La référence de Charles Blé Goudé aux armes et aux urnes n’est évidemment pas anodine. Dans un pays qui a connu une rébellion armée, une partition du territoire et une crise postélectorale meurtrière, les mots possèdent une charge particulière. En utilisant cette opposition, le président du COJEP cherche manifestement à inscrire son action actuelle dans une logique de compétition démocratique et électorale. Mais cette stratégie comporte aussi un risque. À force de convoquer le passé pour disqualifier l’adversaire, les protagonistes peuvent finir par devenir prisonniers de l’histoire qu’ils affirment vouloir dépasser. On ne construit pas l’avenir d’un pays en organisant chaque matin le procès de son passé. La Côte d’Ivoire de 2026 n’est plus celle de 2002. Une nouvelle génération occupe désormais une place croissante dans l’espace public. Ses préoccupations portent sur l’emploi, le pouvoir d’achat, l’éducation, l’industrialisation, la transformation économique, la gouvernance, la sécurité et les perspectives offertes à la jeunesse. La mémoire reste indispensable pour comprendre le présent. Elle ne saurait cependant tenir lieu de programme politique. Les électeurs peuvent comprendre les blessures du passé. Ils sanctionnent plus sévèrement l’absence de vision pour l’avenir.
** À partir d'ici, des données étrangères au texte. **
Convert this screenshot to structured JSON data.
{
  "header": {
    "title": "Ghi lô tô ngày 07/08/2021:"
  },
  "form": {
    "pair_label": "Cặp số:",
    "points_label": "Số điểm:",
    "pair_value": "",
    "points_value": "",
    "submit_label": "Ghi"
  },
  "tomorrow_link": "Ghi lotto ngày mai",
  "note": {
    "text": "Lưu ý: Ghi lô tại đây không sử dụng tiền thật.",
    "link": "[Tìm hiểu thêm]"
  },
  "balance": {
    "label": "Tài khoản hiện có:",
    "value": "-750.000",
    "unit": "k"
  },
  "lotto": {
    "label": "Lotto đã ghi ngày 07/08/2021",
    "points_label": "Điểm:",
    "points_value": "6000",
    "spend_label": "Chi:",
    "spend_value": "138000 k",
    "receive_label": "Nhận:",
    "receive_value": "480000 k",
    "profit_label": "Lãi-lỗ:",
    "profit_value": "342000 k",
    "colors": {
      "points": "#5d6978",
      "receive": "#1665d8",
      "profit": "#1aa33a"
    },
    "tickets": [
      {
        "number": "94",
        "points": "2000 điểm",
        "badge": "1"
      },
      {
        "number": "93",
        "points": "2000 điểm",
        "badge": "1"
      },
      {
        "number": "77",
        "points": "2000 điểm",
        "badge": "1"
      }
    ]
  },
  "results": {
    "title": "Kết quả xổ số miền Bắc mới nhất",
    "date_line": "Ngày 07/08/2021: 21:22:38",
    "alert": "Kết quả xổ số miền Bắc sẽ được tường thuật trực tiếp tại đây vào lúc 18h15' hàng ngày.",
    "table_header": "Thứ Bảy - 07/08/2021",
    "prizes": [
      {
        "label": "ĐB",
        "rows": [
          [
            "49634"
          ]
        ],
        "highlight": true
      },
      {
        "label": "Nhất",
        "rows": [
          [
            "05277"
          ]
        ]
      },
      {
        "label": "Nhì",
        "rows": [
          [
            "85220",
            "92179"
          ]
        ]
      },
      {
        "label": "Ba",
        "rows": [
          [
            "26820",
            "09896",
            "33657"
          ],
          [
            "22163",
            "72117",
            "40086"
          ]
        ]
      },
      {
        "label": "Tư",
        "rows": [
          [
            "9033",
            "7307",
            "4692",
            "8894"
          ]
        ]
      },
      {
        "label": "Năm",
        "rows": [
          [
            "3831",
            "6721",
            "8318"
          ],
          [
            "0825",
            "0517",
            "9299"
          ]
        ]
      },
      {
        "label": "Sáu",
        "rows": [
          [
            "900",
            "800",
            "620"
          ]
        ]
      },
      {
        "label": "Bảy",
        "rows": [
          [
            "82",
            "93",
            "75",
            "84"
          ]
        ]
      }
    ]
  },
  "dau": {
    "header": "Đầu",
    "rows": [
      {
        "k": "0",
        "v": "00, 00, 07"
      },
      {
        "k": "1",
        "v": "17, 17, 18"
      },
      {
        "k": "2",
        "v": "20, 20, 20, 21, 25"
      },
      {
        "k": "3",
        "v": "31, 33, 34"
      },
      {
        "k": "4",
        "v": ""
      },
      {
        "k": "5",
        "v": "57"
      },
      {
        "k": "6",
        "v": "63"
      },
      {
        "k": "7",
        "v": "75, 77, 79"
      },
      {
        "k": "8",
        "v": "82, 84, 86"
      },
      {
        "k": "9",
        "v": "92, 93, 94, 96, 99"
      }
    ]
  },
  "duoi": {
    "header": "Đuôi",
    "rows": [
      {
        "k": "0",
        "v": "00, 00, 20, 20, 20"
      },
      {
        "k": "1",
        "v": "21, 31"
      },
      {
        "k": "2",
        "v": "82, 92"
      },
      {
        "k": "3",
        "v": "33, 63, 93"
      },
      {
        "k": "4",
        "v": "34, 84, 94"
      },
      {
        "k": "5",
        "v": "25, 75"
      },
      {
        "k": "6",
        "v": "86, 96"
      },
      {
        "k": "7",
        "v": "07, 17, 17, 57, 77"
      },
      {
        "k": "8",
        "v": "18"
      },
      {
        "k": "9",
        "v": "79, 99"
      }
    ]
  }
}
La bataille invisible du leadership

C’est probablement ici que se situe le véritable enjeu de cette confrontation. Derrière la querelle entre Blé Goudé et les Soroïstes se profile une compétition plus vaste pour le renouvellement du leadership de l’opposition ivoirienne. Les figures qui ont dominé la scène politique nationale pendant plusieurs décennies ne pourront éternellement structurer seules le débat. Une nouvelle génération de dirigeants cherche donc progressivement à occuper l’espace.

Qui parlera demain au nom de cette nouvelle génération politique ? Qui pourra rassembler au-delà de son socle historique ? Qui réussira à transformer une trajectoire parfois controversée en expérience politique ? Qui pourra dialoguer avec le pouvoir sans être accusé de compromission ? Et surtout, qui réussira à convaincre les Ivoiriens qu’il représente davantage leur avenir que son propre passé ?

La première élection se déroule toujours avant les urnes. C’est celle de la crédibilité. Charles Blé Goudé semble avoir compris cette mutation. Sa stratégie paraît désormais orientée vers l’occupation d’un espace précis, celui d’une opposition républicaine, présente dans les institutions, ouverte au dialogue mais soucieuse de préserver son autonomie.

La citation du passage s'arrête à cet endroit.